So like many others with an internet connection, I’ve been trying to keep up with the news and updates on COVID-19. I remind you right here: I’ve lived through a pandemic and lost friends to a virus that was abysmally mishandled by the administration under whose watch it first struck, by agencies that were supposed to inform and protect the public, that was politicized and whose sufferers were marginalized, cruelly treated, mocked… I could go on, but to what point, really.
Recent history. I posted as I always do on World AIDS Day (December 1) to recognize those living with HIV and lost to AIDS, among them people I still love because love outlasts death. I also posted on Instagram, and my post was noted by an account called theaidsmemorial, who asked if they could use my photos and if I’d share a little information about my friends. Of course I said yes to all, and I also began following their account.
It has been emotionally brutal. Reading people’s stories and seeing their photos of the lost ones has taken me back to the hardest time in my life. I read every single post and usually end up crying. Time has not softened these losses or the hurt survivors still feel at how often family, society, medicine, government, church failed to comfort, support, respect, and care for people with AIDS. Don’t get me wrong. I saw and experienced powerful stories of compassion and love, as well. I remember every healthcare worker, agency representative, family member, and friend who sustained my loved ones and me through those years. I remember every celebrity and political figure and public figure who rose to their absolute best as advocates and supporters. But most of all, I remember the ill and the dying having to find their OWN way to fight for their lives, to form movements, to wage war against apathy, cruelty, and inaction even as they fell. ACT UP, FIGHT AIDS! and SILENCE = DEATH were not slogans. They were battle cries.

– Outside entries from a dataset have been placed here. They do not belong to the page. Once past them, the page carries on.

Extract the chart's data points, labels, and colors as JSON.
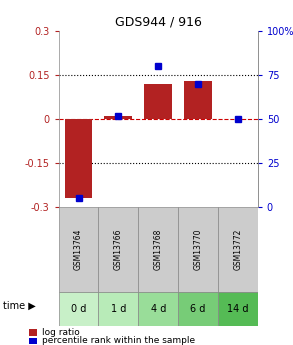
{
  "title": "GDS944 / 916",
  "samples": [
    "GSM13764",
    "GSM13766",
    "GSM13768",
    "GSM13770",
    "GSM13772"
  ],
  "time_labels": [
    "0 d",
    "1 d",
    "4 d",
    "6 d",
    "14 d"
  ],
  "log_ratio": [
    -0.27,
    0.01,
    0.12,
    0.13,
    0.0
  ],
  "percentile_rank": [
    5,
    52,
    80,
    70,
    50
  ],
  "ylim_left": [
    -0.3,
    0.3
  ],
  "ylim_right": [
    0,
    100
  ],
  "yticks_left": [
    -0.3,
    -0.15,
    0,
    0.15,
    0.3
  ],
  "yticks_right": [
    0,
    25,
    50,
    75,
    100
  ],
  "ytick_labels_left": [
    "-0.3",
    "-0.15",
    "0",
    "0.15",
    "0.3"
  ],
  "ytick_labels_right": [
    "0",
    "25",
    "50",
    "75",
    "100%"
  ],
  "bar_color": "#B22222",
  "marker_color": "#0000CD",
  "dotted_color": "#000000",
  "dashed_line_color": "#CC0000",
  "sample_bg_color": "#CCCCCC",
  "time_colors": [
    "#C8F0C8",
    "#B8EBB8",
    "#99DD99",
    "#77CC77",
    "#55BB55"
  ],
  "legend_log_ratio": "log ratio",
  "legend_percentile": "percentile rank within the sample",
  "time_arrow_label": "time",
  "fig_bg": "#FFFFFF"
}
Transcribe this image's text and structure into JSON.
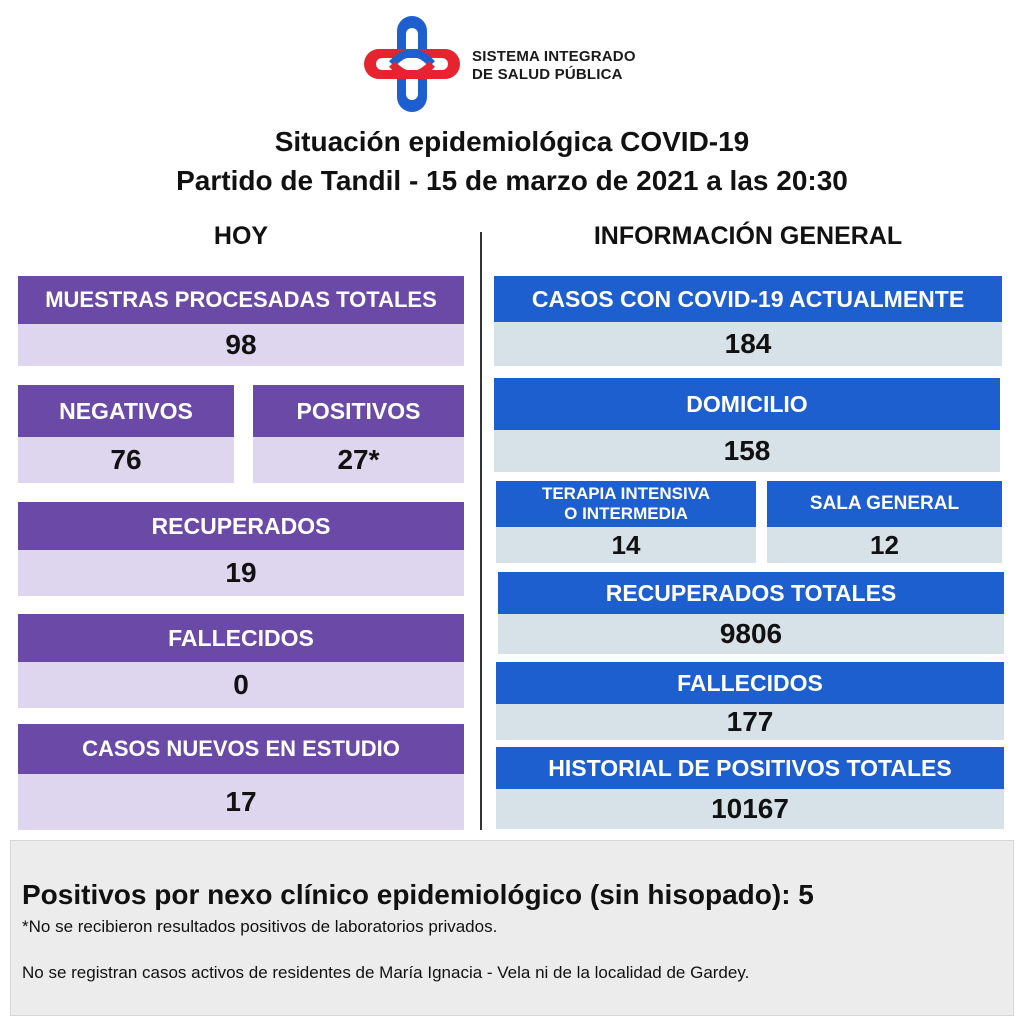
{
  "header": {
    "org_line1": "SISTEMA INTEGRADO",
    "org_line2": "DE SALUD PÚBLICA",
    "title_line1": "Situación epidemiológica COVID-19",
    "title_line2": "Partido de Tandil - 15 de marzo de 2021 a las 20:30"
  },
  "colors": {
    "logo_red": "#e6232e",
    "logo_blue": "#1e5fd0",
    "purple": "#6a4aa6",
    "blue": "#1e5fd0"
  },
  "hoy": {
    "heading": "HOY",
    "muestras_label": "MUESTRAS PROCESADAS TOTALES",
    "muestras_value": "98",
    "negativos_label": "NEGATIVOS",
    "negativos_value": "76",
    "positivos_label": "POSITIVOS",
    "positivos_value": "27*",
    "recuperados_label": "RECUPERADOS",
    "recuperados_value": "19",
    "fallecidos_label": "FALLECIDOS",
    "fallecidos_value": "0",
    "nuevos_label": "CASOS NUEVOS EN ESTUDIO",
    "nuevos_value": "17"
  },
  "general": {
    "heading": "INFORMACIÓN GENERAL",
    "actuales_label": "CASOS CON COVID-19 ACTUALMENTE",
    "actuales_value": "184",
    "domicilio_label": "DOMICILIO",
    "domicilio_value": "158",
    "terapia_label_line1": "TERAPIA INTENSIVA",
    "terapia_label_line2": "O INTERMEDIA",
    "terapia_value": "14",
    "sala_label": "SALA GENERAL",
    "sala_value": "12",
    "recuperados_label": "RECUPERADOS TOTALES",
    "recuperados_value": "9806",
    "fallecidos_label": "FALLECIDOS",
    "fallecidos_value": "177",
    "historial_label": "HISTORIAL DE POSITIVOS TOTALES",
    "historial_value": "10167"
  },
  "footer": {
    "nexo": "Positivos por nexo clínico epidemiológico (sin hisopado): 5",
    "nota": "*No se recibieron resultados positivos de laboratorios privados.",
    "residentes": "No se registran casos activos de residentes de María Ignacia - Vela ni de la localidad de Gardey."
  }
}
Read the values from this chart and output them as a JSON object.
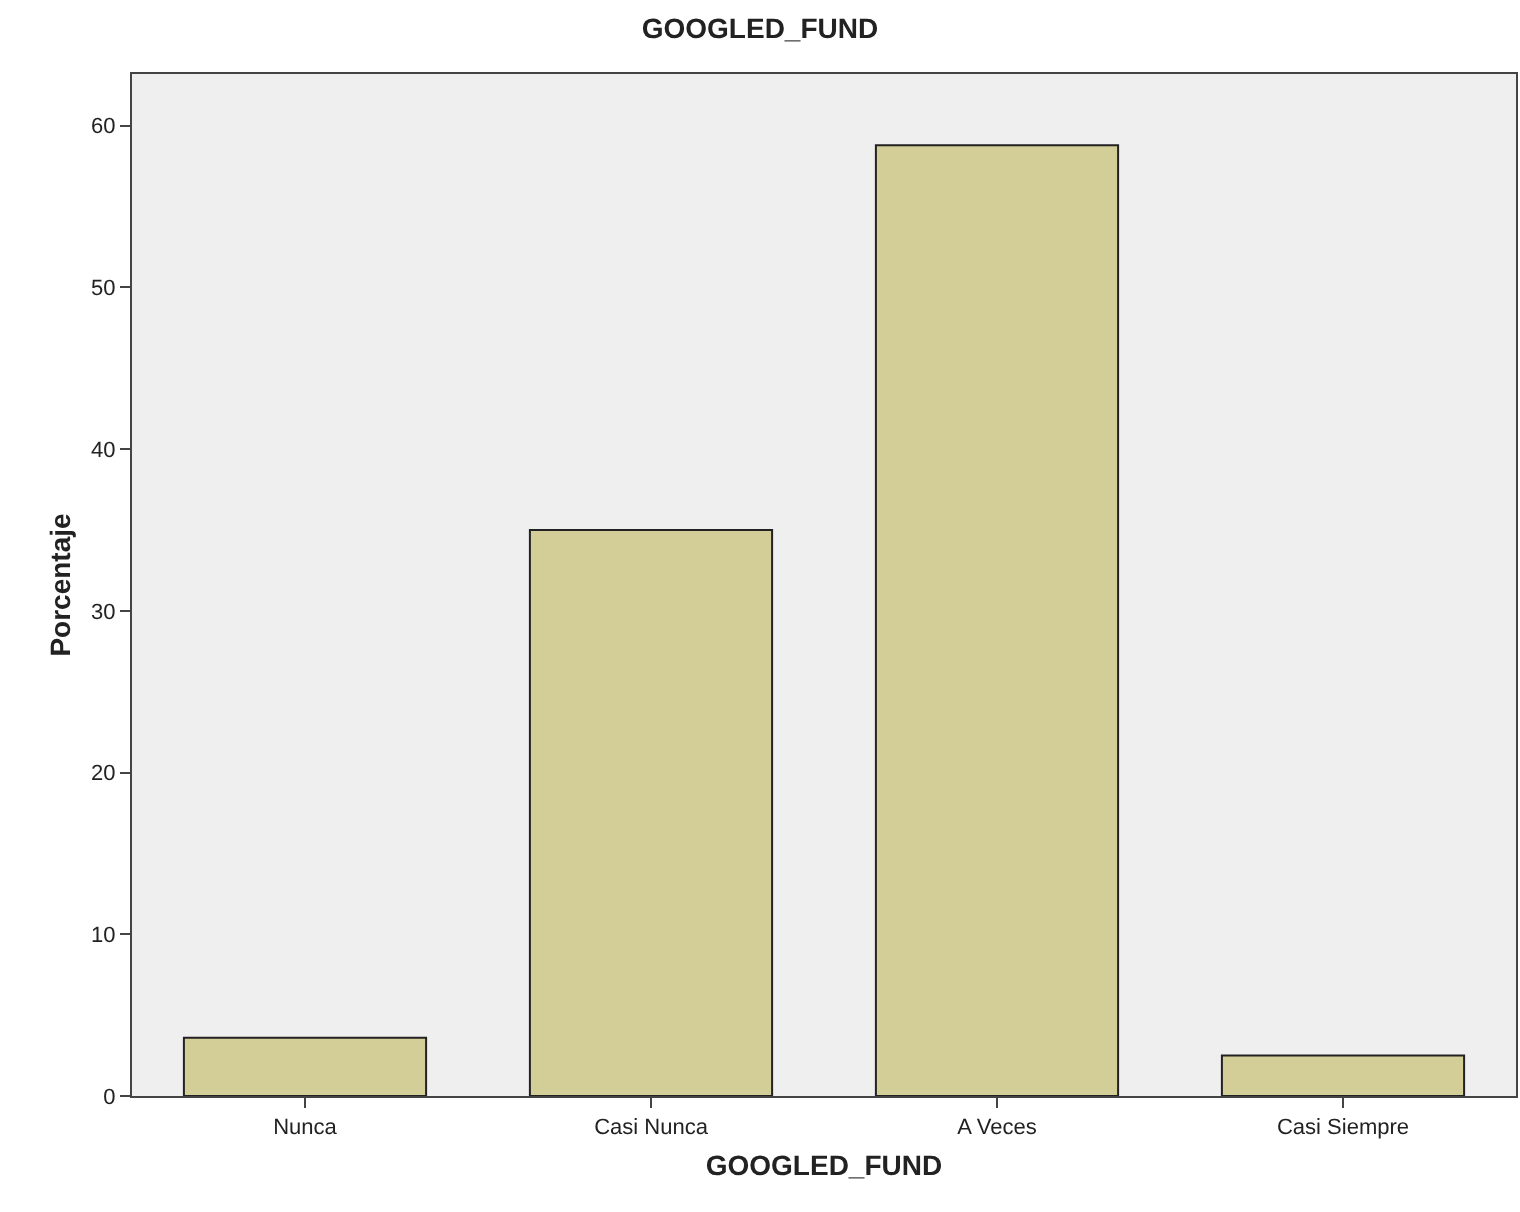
{
  "chart_data": {
    "type": "bar",
    "title": "GOOGLED_FUND",
    "xlabel": "GOOGLED_FUND",
    "ylabel": "Porcentaje",
    "categories": [
      "Nunca",
      "Casi Nunca",
      "A Veces",
      "Casi Siempre"
    ],
    "values": [
      3.6,
      35.0,
      58.8,
      2.5
    ],
    "color": "#d3cd98",
    "ylim": [
      0,
      63.2
    ],
    "yticks": [
      0,
      10,
      20,
      30,
      40,
      50,
      60
    ],
    "grid": false
  }
}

These days, I read and study and follow each day’s news and wonder, Did we learn nothing?
I understand the complexity and many-sidedness of a public health crisis, but I’m offering fair warning to those who know me. Do NOT try to engage me in any conversation in which you defend the indefensible. A lie is lie. A failure is a failure. Incompetence and bigotry can hide behind whatever facade they wish to, but that doesn’t mean they aren’t there. I will call out hypocrisy, dishonesty, indifference, and inhumanity as I see it, and I don’t give one solid fuck where your politics reside. I know where my conscience resides.
I guess I was lucky that I didn’t know lose anyone to AIDS, but I was at school then – leaving at the end of the 80s. I partly put the AIDS crisis down to my coming out so late. The message as my puberty struck was if you’re gay you will get AIDS and die.
Many people are selfish and, from a governmental point of view, it all comes down to economics. It doesn’t matter if people die, as long as no one loses money over it.
Well a shit ton of the people who’ve been feeling secure about their money are having some rude awakenings now, and since they’ve fooled themselves into thinking the current administration was driving the good economy, this may turn the tide. It won’t be pretty. Sadly, the working poor and under- or no-insured are going to pay a price far beyond financial.
I totally agree.
Love conquers hate. Hopefully the rich and powerful will finally alter their views to fit the facts this time around, er, well, except the current president who still needs his diapers changed. The president is the executive and is responsible to the people, for the people and by the people which means Everyone. To claim otherwise, or to simply ignore a minority suffering an unknown disease, is a disgrace to that office and to the people.